Willy Beamin comes right back in King’s Bishop

Somewhere downstate, trainer Rick Dutrow is laughing. All the way to the bank. While Dutrow was at A

Somewhere downstate, trainer Rick Dutrow is laughing.

All the way to the bank.

Earlier Saturday afternoon, before his 3-year-old gelding Willy Beamin ran three days after his last race to win the Grade I $500,000 King’s Bishop at Sar­atoga Race Course, many may have thought any laughter coming from his direction would be the man­iacal kind. After all, early in the week he had talked about running Willy Beamin in the Travers if he won the Albany — a state-bred stakes — on Wednesday.

Now, Dutrow has had some success running horses back on less than a week’s rest before, but the $1 million Travers is a pretty big step up from a state-bred race worth $150,000.

Wednesday morning, it was announced Willy Beamin was entered instead in the seven-furlong King’s Bishop against some of the nation’s top sprinters.

“Unbelievable,” admitted owner James Riccio after Saturday’s win. “He started getting good, good, good. The other day, he had a lot left in the tank, and he didn’t even really ask him to run [in the Alb­any]. Dutrow is great at that. They run better the second time.”

Riccio claimed Willy Beamin at Aqueduct in March for $25,000. With this win alone, the horse returned more than a 10-fold profit with a $300,000 check.

Riccio said Dutrow was not on hand because he had a lot of horses to work at Aqueduct.

Jockey Alan Garcia was on hand, though, and he said even he was a little surprised how much horse he had left after riding him to a win just three days ago.

“I thought he would run a good race,” Garcia said. “I said, ‘OK, let me get in the money this day.’ But I wasn’t expecting to run that big. Dutrow knows what he’s doing.”

Garcia did, too.

Three days after wiring the field in the Albany through 11⁄8 miles, he kept Willy Beamin back off the pace to let Doctor Chit and Trinniberg fly through a 22.28 first quarter and 45.13 half mile. Entering the stretch, he started making his move, but he didn’t really kick in until about the last 70 yards when he sped past Fort Loudon, Unbridled’s Note and Doctor Chit, who finished second, third and fourth, respectively behind him.

Willy Beamin hit the wire a half length in front of Fort Loudon, who got a nose out in front of Unbrid­led’s Note.

“It was a pretty good race,” Garcia said. “The speed went on and my horse was comfortable the way he was going. I was turning for home looking for room, angled out and he did it.”

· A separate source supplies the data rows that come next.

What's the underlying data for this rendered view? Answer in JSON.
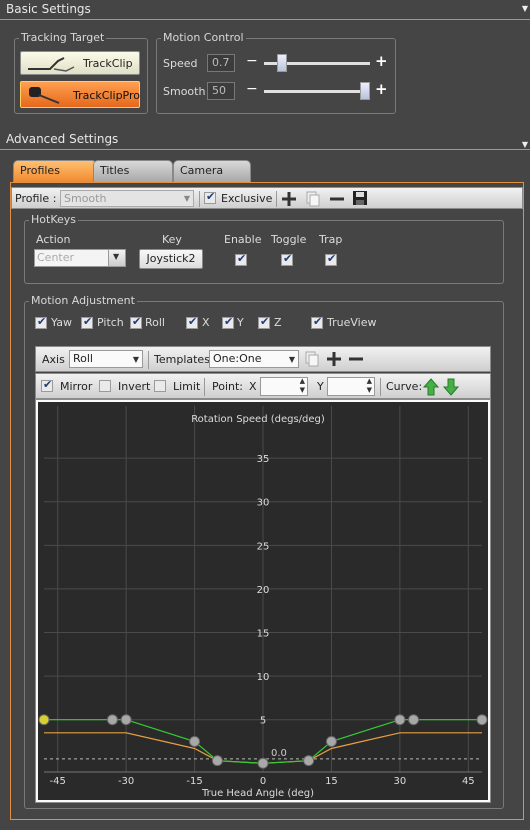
{
  "basic": {
    "header": "Basic Settings",
    "tracking_target": {
      "title": "Tracking Target",
      "btn_trackclip": "TrackClip",
      "btn_trackclippro": "TrackClipPro"
    },
    "motion_control": {
      "title": "Motion Control",
      "speed_label": "Speed",
      "speed_value": "0.7",
      "speed_level": 0.14,
      "smooth_label": "Smooth",
      "smooth_value": "50",
      "smooth_level": 1.0,
      "minus": "−",
      "plus": "+"
    }
  },
  "advanced": {
    "header": "Advanced Settings",
    "tabs": [
      "Profiles",
      "Titles",
      "Camera"
    ],
    "profile": {
      "label": "Profile :",
      "value": "Smooth",
      "exclusive_label": "Exclusive"
    },
    "hotkeys": {
      "title": "HotKeys",
      "col_action": "Action",
      "col_key": "Key",
      "col_enable": "Enable",
      "col_toggle": "Toggle",
      "col_trap": "Trap",
      "action_value": "Center",
      "key_value": "Joystick2"
    },
    "motion_adjustment": {
      "title": "Motion Adjustment",
      "axes": [
        "Yaw",
        "Pitch",
        "Roll",
        "X",
        "Y",
        "Z",
        "TrueView"
      ],
      "axis_label": "Axis",
      "axis_value": "Roll",
      "templates_label": "Templates",
      "templates_value": "One:One",
      "mirror_label": "Mirror",
      "invert_label": "Invert",
      "limit_label": "Limit",
      "point_label": "Point:",
      "x_label": "X",
      "y_label": "Y",
      "curve_label": "Curve:"
    }
  },
  "chart_data": {
    "type": "line",
    "title": "Rotation Speed (degs/deg)",
    "xlabel": "True Head Angle (deg)",
    "ylabel": "",
    "xlim": [
      -48,
      48
    ],
    "ylim": [
      -1,
      38
    ],
    "x_ticks": [
      -45,
      -30,
      -15,
      0,
      15,
      30,
      45
    ],
    "y_ticks": [
      5,
      10,
      15,
      20,
      25,
      30,
      35
    ],
    "dashed_line_label": "0.0",
    "dashed_line_y": 0.5,
    "series": [
      {
        "color": "#33cc33",
        "points": [
          [
            -48,
            5
          ],
          [
            -33,
            5
          ],
          [
            -30,
            5
          ],
          [
            -15,
            2.5
          ],
          [
            -10,
            0.3
          ],
          [
            0,
            0
          ],
          [
            10,
            0.3
          ],
          [
            15,
            2.5
          ],
          [
            30,
            5
          ],
          [
            33,
            5
          ],
          [
            48,
            5
          ]
        ],
        "markers": [
          [
            -48,
            5
          ],
          [
            -33,
            5
          ],
          [
            -30,
            5
          ],
          [
            -15,
            2.5
          ],
          [
            -10,
            0.3
          ],
          [
            0,
            0
          ],
          [
            10,
            0.3
          ],
          [
            15,
            2.5
          ],
          [
            30,
            5
          ],
          [
            33,
            5
          ],
          [
            48,
            5
          ]
        ]
      },
      {
        "color": "#e8a040",
        "points": [
          [
            -48,
            3.5
          ],
          [
            -30,
            3.5
          ],
          [
            -15,
            1.7
          ],
          [
            -10,
            0.3
          ],
          [
            0,
            0
          ],
          [
            10,
            0.3
          ],
          [
            15,
            1.7
          ],
          [
            30,
            3.5
          ],
          [
            48,
            3.5
          ]
        ]
      }
    ],
    "grid": true,
    "background": "#2a2a2a"
  }
}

Favorite Currency Swap, trained by Saratoga Central Catholic grad­uate Teresa Pompay, was sixth and not a factor. He got stuck inside of horses, and jockey Rajiv Maragh was given no window to climb through.

“I think he just wasn’t very comfortable in on the rail,” Pompay said. “He’s better when he can get out and make a big run. I think he, down in on the rail, he’s such a big, wide horse, I just think he’s not as comfortable.

“When they turned for home and he still wasn’t able to get him out, and I knew it was going to be tough. He tried to make one run to come up through, and he just doesn’t get real comfortable that way. He wants to be able to get out and make a run that way.”

He tried to rally along the rail in the final furlong, but couldn’t keep up the necessary kick.

Runner-up Fort Loudon was put to the whip at the quarter pole and worked to get his nose ahead of Unbridled’s Note.

“He broke good,” said jockey Junior Alvarado. “He has the tendency to be lazy in the race, but he picked up the bridle really good. I had my chance to go outside with him. We waited in our position until we turned for home.

“Turning for home, you have to ride him hard. He won’t give you anything unless you get into him. We just got beat at the wire. He was trying.”

Hall of Famer Nick Zito saddled Fort Loudon, who had won three straight before finishing fifth in the Amsterdam here July 29, a race Currency Swap won by 13⁄4 lengths over Doctor Chit.

“The horse ran great,” Zito said. “He tried his heart out. It’s hard to figure out this business. The horse [Willy Beamin] ran three days ago. What can you do? That’s the way it goes. There’s one thing about racing — you can never figure it out. I’m just happy my horse ran well. I thought we had it won. I was waiting for the wire. Still, when they’re running great, you have to be happy.”

Pompay echoed Zito’s astonishment at Willy Beamin’s win when asked if she thought the horse had it in him to win this Travers Day Grade I just three days after winning his biggest race in a listed state-bred stakes.

“No! It’s crazy, right?,” Pompay said. “You never know.”

You never know.

Even Riccio isn’t quite sure.

Thinking about where Willy Beamin might start his next race, Riccio joked — though it may be a mistake to assume it was a joke — about the possibility of an entry just around the corner.

“I would say he’s going to get a couple months off,” Riccio said. “We’ll figure it out. We didn’t look that far down the road, but you never know. Rick might have something up his sleeve. What’s today, Saturday? There’s something Thursday, but they drew already.”